Es gibt Genres, die eine große Anziehungskraft auf mich ausüben. Zu diesen gehören alle Unterarten des Endzeitfilms. Das Leben nach der Apocalypse. Wie auch immer diese ausgesehen haben mag. Folglich war es nur eine Frage der Zeit, bis mir „The Book of Eli“ der Hughes-Brüder über den Weg läuft. Der Trailer sah interessant aus und so erhoffte ich mir neue Aspekte trotz der nur allzu bekannten Prämisse.

Audiovisuell ist der Film absolut beeindruckend. Stilisierte Endzeitbilder, die man in dieser Form wohl noch nicht gesehen hat. Entsättigte Landschaftsbilder werden von einem eindringlich wummernden Score begleitet. Unzählige Farbfilter geben der Wanderung unseres Helden einen surrealen Touch. Nein, diese Welt ist nicht mehr die unsrige. So wunderbar Elis Streifzug durch das wüstenartige Amerika auch anzusehen ist, so sehr hält uns diese überstilisierte Form der Inszenierung auch auf Distanz. Es fällt schwer Zugang zu dieser Welt zu finden.

Die Handlung des Films ist von Anfang auf mysteriös getrimmt. Der einsame, wortkarge Held mit undurchsichtiger Mission. Leider jedoch wirkt gerade dieser Mystery-Aspekt seltsam fehl am Platz. Eli scheint unverwundbar und was es mit dem Buch auf sich hat, erschließt sich schon alleine aufgrund des Filmtitels. Besonders das Ende des Films wirkt hier extrem aufgesetzt und gezwungen. Ja, man kann religiöse Schriften so oder so auslegen. Gutes oder Schlechtes mit ihnen bewirken. Keine Frage. Mich stört nicht der Grundgedanke des Films, sondern das reichlich platte Drehbuch. Ein fähigerer Autor hätte da wahrlich mehr herausholen können.

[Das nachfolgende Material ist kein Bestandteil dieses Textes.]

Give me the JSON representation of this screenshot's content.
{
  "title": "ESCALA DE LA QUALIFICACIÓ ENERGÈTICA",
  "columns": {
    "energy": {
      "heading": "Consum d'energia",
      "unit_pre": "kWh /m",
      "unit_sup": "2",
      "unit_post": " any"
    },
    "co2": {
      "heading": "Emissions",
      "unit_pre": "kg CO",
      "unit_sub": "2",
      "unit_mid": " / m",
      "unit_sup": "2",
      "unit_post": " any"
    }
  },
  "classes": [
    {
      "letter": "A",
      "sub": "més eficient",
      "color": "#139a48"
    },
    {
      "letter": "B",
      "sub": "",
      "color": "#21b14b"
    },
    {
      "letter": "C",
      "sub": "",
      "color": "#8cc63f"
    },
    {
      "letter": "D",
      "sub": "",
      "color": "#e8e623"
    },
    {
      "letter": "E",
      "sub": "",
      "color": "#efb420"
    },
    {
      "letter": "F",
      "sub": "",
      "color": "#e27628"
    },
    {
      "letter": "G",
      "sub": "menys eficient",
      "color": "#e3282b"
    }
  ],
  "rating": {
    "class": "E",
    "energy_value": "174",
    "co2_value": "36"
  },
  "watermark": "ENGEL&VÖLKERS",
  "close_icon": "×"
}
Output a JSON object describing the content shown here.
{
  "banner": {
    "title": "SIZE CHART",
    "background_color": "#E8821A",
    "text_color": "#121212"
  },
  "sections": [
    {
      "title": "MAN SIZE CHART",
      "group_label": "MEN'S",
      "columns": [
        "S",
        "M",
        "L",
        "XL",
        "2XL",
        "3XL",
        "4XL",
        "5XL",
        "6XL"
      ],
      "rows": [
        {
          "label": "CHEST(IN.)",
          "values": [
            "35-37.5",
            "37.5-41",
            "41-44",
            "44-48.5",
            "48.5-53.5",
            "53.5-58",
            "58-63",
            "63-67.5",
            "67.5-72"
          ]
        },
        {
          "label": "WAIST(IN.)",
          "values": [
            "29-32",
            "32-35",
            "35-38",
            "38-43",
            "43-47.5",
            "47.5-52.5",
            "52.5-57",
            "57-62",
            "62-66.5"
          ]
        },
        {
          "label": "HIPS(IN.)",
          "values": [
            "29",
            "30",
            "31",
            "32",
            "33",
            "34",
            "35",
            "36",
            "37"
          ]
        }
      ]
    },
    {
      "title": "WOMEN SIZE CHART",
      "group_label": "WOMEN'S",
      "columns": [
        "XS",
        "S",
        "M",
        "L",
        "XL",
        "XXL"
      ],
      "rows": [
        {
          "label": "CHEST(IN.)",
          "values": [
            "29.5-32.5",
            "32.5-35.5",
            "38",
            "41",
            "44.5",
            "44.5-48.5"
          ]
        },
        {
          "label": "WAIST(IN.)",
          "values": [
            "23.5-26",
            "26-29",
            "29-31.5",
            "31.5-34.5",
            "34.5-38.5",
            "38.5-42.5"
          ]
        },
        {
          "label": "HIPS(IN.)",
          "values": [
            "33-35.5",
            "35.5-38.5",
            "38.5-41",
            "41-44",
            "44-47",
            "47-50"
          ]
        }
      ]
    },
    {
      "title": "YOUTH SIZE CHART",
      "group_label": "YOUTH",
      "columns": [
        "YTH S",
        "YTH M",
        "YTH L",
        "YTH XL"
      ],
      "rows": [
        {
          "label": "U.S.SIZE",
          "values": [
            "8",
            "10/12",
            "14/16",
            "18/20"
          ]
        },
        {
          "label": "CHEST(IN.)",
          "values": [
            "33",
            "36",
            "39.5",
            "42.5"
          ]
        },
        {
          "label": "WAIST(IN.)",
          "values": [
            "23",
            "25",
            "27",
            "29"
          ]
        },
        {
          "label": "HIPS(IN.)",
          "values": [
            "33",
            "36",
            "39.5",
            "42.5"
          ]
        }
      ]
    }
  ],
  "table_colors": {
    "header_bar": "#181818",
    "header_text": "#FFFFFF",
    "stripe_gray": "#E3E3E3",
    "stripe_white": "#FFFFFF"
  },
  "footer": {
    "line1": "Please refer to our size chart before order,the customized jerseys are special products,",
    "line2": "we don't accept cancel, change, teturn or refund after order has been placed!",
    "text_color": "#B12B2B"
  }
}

Richtig gut gefallen hat mir das westernartige Duell zwischen Eli (Denzel Washington) und Carnegie (Gary Oldman). Hier wird eine schöne Atmosphäre heraufbeschworen, die in ihren besten Momenten an die „Mad Max“-Trilogie erinnert, deren Qualität jedoch zu keinem Zeitpunkt erreicht wird. Trotz teils völlig überzeichneter Charaktere nimmt sich der Film viel zu ernst, was natürlich auch in seiner Thematik begründet ist. Dennoch hätte man da – nein, das Drehbuch ist wirklich nicht gelungen – etwas mehr Fingerspitzengefühl beweisen können.

Endzeitfans dürften, trotz seiner Schwächen, Spaß an dem Film haben. Die spärlich eingesetzte Action ist zwar fragwürdig, aber stets gut inszeniert. Leider ist die Geschichte größtenteils recht hanebüchen, was – besonders gegen Ende – ziemlich viel kaputt macht. Zum einmal Schauen kann man jedoch durchaus eine Empfehlung aussprechen. Man sollte sich nur nicht zu viel erwarten: 6/10 Punkte.